Spring Openings: Lockdowns Ease in Many States, Protests Continue in Others

Posted: May 01, 2020 4:25 PM
Spring Openings: Lockdowns Ease in Many States, Protests Continue in Others

Source: AP Photo/Seth Wenig

As cases of the Wuhan coronavirus flatten across the nation and fear of disease is replaced by fear of economic devastation, many regions in the United States have moved toward reopening. Battered by loss of employment, inability to gather with friends and families, and a longing for the return of civil liberties, much of America faces a happier May with 'open' signs flickering back to life. 

Other states, however, are facing the wrath of angry Americans tired of being told they can't work and must stay home. In California, signs calling for Gov. Gavin Newsom's resignation, calling him "Gruesome Newsom," were flown over beaches in the southern part of the state after Newsom chose to ban access to beaches over fear of crowding. Local political leaders, however, rejected the decision. Orange County Supervisor Don Wagner said in a statement that closing beaches for his constituents was "unwise."

"Medical professionals tell us the importance of fresh air and sunlight in fighting infectious diseases, including mental health benefits," Wagner said. "Moreover, Orange County citizens have been cooperative with California state and county restrictions thus far. I fear that this overreaction from the state will undermine that cooperative attitude and this and our collective efforts to fight the disease."

Protests in Michigan, Illinois, New Jersey, and other states facing a continuance of harsh restrictions have drawn the focus of the nation as governors like Gretchen Whitmer (D-MI), and Phil Murphy (D-NJ) vowed to keep their states' residents under strict orders. Republican lawmakers in Michigan squarely rejected Gov. Whitmer's 28-day emergency declaration extension this week, citing an overreach of power in a supposed Democracy.

"The current status quo relies on one-size-fits-all edicts that unfairly punish millions of people across the state without giving them any recourse or voice in the process," GOP Michigan House Speaker Lee Chatfield said. "The people deserve a better solution, and we can provide it."

In sharp contrast to the unrest brewing in states like Michigan and California, however, stay-at-home orders and restrictions in other states began to relax as April drew to a close. Following the president's direction of yielding ultimate decision making to the governors of each state, repeals to emergency bans and crisis regulations rolled away at different rates and in measured ways. 

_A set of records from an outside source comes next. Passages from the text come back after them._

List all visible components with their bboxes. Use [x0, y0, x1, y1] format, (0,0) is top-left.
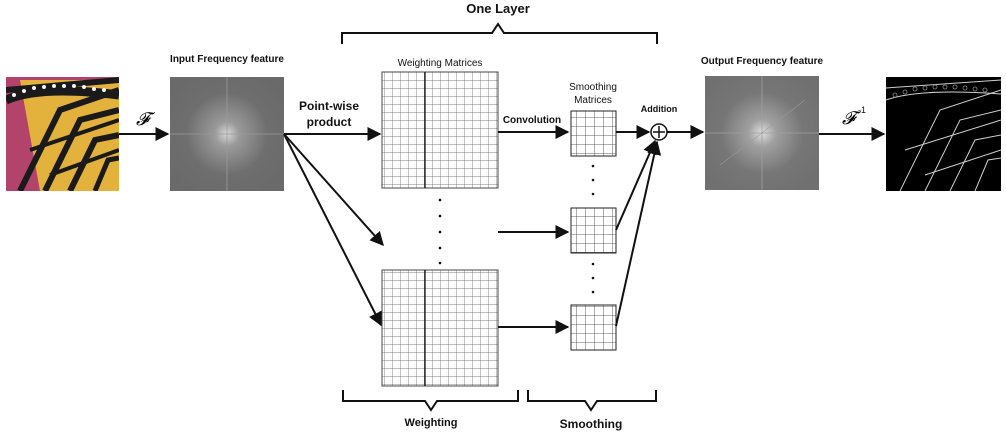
inverse-fourier-superscript: -1 [858, 105, 866, 115]
one-layer-brace [341, 22, 658, 44]
input-feature-label: Input Frequency feature [170, 54, 284, 65]
input-photo [6, 77, 119, 191]
fourier-symbol: 𝓕 [136, 109, 156, 130]
smoothing-matrix-middle [570, 207, 617, 254]
smoothing-matrix-bottom [570, 304, 617, 351]
output-photo [886, 77, 1001, 191]
weighting-ellipsis [438, 198, 442, 265]
pointwise-arrow-bottom [283, 133, 382, 327]
pointwise-label-line1: Point-wise [299, 99, 359, 113]
weighting-label: Weighting [405, 417, 458, 429]
weighting-matrices-label: Weighting Matrices [398, 58, 483, 69]
sum-arrow-bottom [615, 140, 662, 327]
smoothing-ellipsis-upper [591, 164, 595, 196]
addition-node [650, 123, 668, 141]
pointwise-arrow-middle [283, 133, 384, 247]
convolution-label: Convolution [503, 115, 561, 126]
smoothing-matrices-label-line2: Matrices [574, 95, 612, 106]
weighting-brace [342, 390, 519, 412]
one-layer-label: One Layer [466, 1, 530, 16]
smoothing-matrix-top [570, 110, 617, 157]
smoothing-ellipsis-lower [591, 262, 595, 294]
output-feature-label: Output Frequency feature [701, 56, 824, 67]
input-spectrum [170, 77, 284, 191]
sum-arrow-middle [615, 139, 657, 231]
smoothing-label: Smoothing [560, 417, 623, 431]
smoothing-matrices-label-line1: Smoothing [569, 82, 617, 93]
pointwise-label-line2: product [307, 115, 352, 129]
smoothing-brace [527, 390, 657, 412]
weighting-matrix-bottom [381, 269, 499, 387]
weighting-matrix-top [381, 71, 499, 189]
output-spectrum [705, 76, 819, 190]
addition-label: Addition [641, 104, 678, 114]
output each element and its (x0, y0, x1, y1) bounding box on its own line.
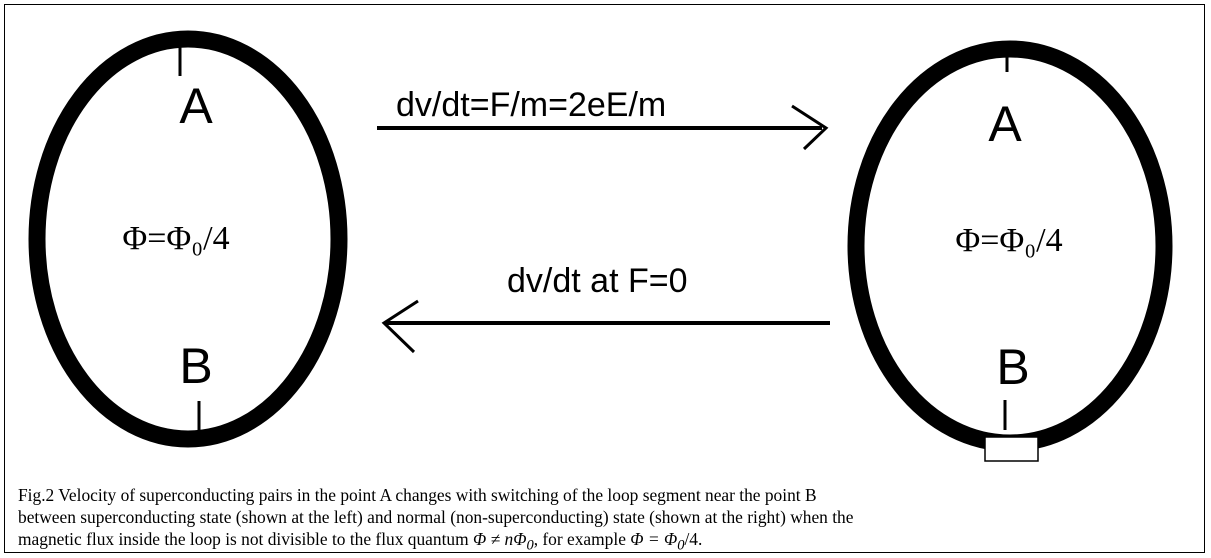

States including Ohio, Texas, Alabama, and Pennsylvania, however, walked back many of their states most constricting COVID-19 related restriction. Texas Gov. Abbott even embraced one suspended regulation that has not been missed by residents of the Lone Star state. Overall, stay-at-home orders expired in 21 states as of May 1.

As of May 1, residents of Pennsylvania will be allowed back outdoors to resume construction projects, go fishing, golfing, and camping. More restrictions across the state will be lifted by next weekend, allowing a key state in the Acela corridor to return to some semblance of normal life. 

Iowa relaxed restaurant closures, providing one of the hardest hit industries in the nation to begin business again, as long as they stick to a maximum of 50 percent capacity. Malls, gyms, race tracks, and retail stores will also be allowed to reopen under this protocol. 

While citizens tire of the lockdowns, however, some regional health officials predict a prolonged necessity for lockdowns. Officials advising the Washington, D.C. Mayor and her reopening advisory group said in a Wednesday town hall that the nation's capital should face a minimum of two more months of strict lockdown before any restaurants and businesses should consider reopening. 

While the question of treatment and spread of COVID-19 remain largely unanswered, downward trends in deaths and new hospitalizations have encouraged many American leaders to address the ravaged economy. Nearly 30 million Americans have applied for unemployment benefits as of this week, but long term plans must be made to replace the emergency funding from the government, with or without a cure for the Wuhan virus.